07 juillet 2013

Making Of: "Sang Détour"




Tout comme vous, je tombe de temps en temps sur des films dont la qualité picturale est particulièrement soignée, et ce malgré des budgets réduits ou un temps de tournage très limité.
Comme on peut apprendre beaucoup des expériences des autres, je vous propose d'inaugurer une nouvelle série sur ce blog: des rencontres avec des cinéastes dont j'apprécie le travail.
Mes questions sont concrètes et visent à comprendre les enjeux techniques, artistiques et économiques de chaque projet.

Il y a quelques jours j'ai découvert "Sang Détour", un spot web réalisé par Stephen Bigot et chefopé par José Gerel. J'ai particulièrement apprécié les pénombres à l'intérieur de la maison, très maîtrisées et cohérentes.
Stephen m'avait soumis le film c'est donc à lui que j'ai posé quelques questions.

En prépa, comment as-tu travaillé: Références picturales? Juste des intuitions et des envies ?

La particularité de ce projet est qu'il y avait très peu de temps pour tout boucler, il s'est passé 5 semaines entre le moment où on est venu me dire "il faut trouver un scénario pour le don du sang" et le 14 juin journée mondiale des donneurs de sang où le film devait être obligatoirement terminé.
Pour avoir déjà travaillé sur ce genre de sujet cela faisait un moment que je voulais associer vampire et don du sang, même s'il fallait faire attention à ne pas laisser une image trop sombre au final. Je voulais donc avoir une vraie rupture amusante à la fin du film, en ayant par contre un vrai film d'ambiance, avec un rendu très fiction tout le long de l'histoire, en reprenant un peu les codes du genre.
Bien que peu fan des remakes, je me souviens avoir été très agréablement surpris de "The Texas Chainsaw Massacre" en 2003, ou j'ai trouvé la lumière de Daniel Pearl très efficace, avec des bonnes ambiances dans la maison.

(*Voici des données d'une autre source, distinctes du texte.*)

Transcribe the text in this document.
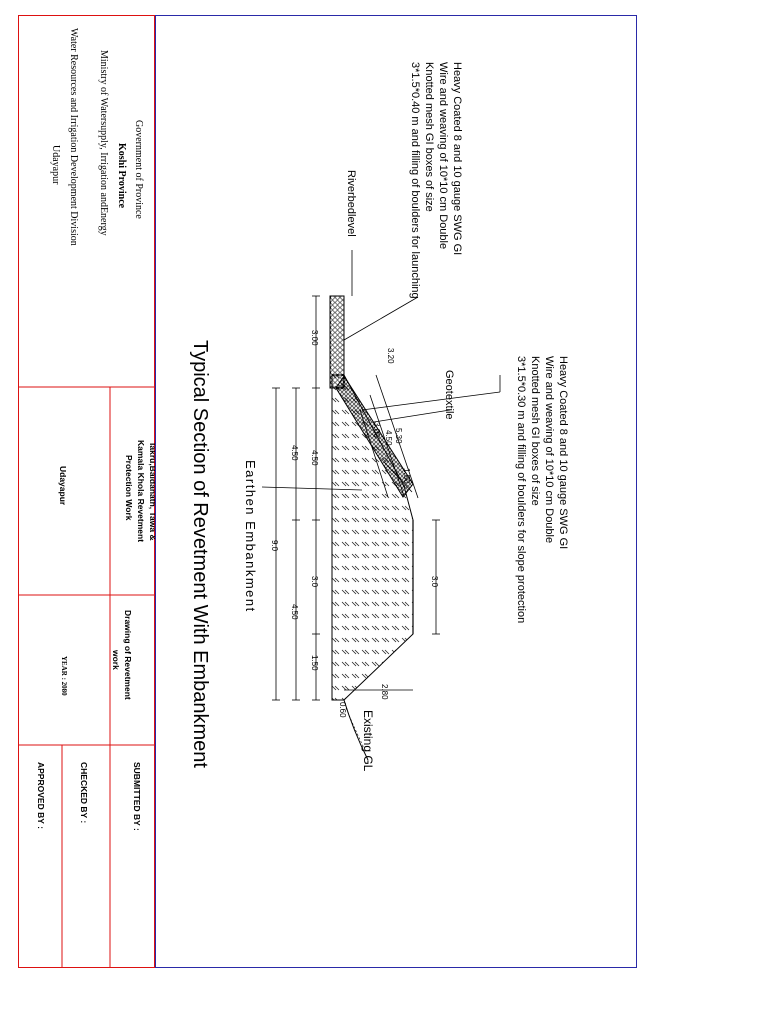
Government of Province
Koshi Province
Ministry of Watersupply, Irrigation andEnergy
Water Resources and Irrigation Development Division
Udayapur
Iakru,Baidanath, Tawa &
Kamala Khola Revetment
Protection Work
Udayapur
Drawing of Revetment
work
YEAR : 2080
SUBMITTED BY :
CHECKED BY :
APPROVED BY :
3.00
3.20
5.30
4.50
3.00
1.50
4.50
4.50
9.0
3.0	3.0
4.50
1.50
2.80
0.60
Riverbedlevel
Geotextile
Existing GL
Earthen Embankment
Heavy Coated 8 and 10 gauge SWG GI
Wire and weaving of 10*10 cm Double
Knotted mesh GI boxes of size
3*1.5*0.40 m and filling of boulders for launching
Heavy Coated 8 and 10 gauge SWG GI
Wire and weaving of 10*10 cm Double
Knotted mesh GI boxes of size
3*1.5*0.30 m and filling of boulders for slope protection
Typical Section of Revetment With Embankment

Le film a-t-il été storyboardé? Si oui, de quelle façon et dans quel but?

Je fais systématiquement mes storyboards sur mes films, j'ai besoin de visualiser les plans, bien sur il y a souvent des plans en plus qui sont improvisés sur le moment, mais j'aime avoir cette base du storyboard ce qui nous a aussi fait gagner du temps avec le chef op en amont et pendant le tournage.



Le décor joue un rôle essentiel. Dans quelle mesure a-t-il été modifié pour le tournage?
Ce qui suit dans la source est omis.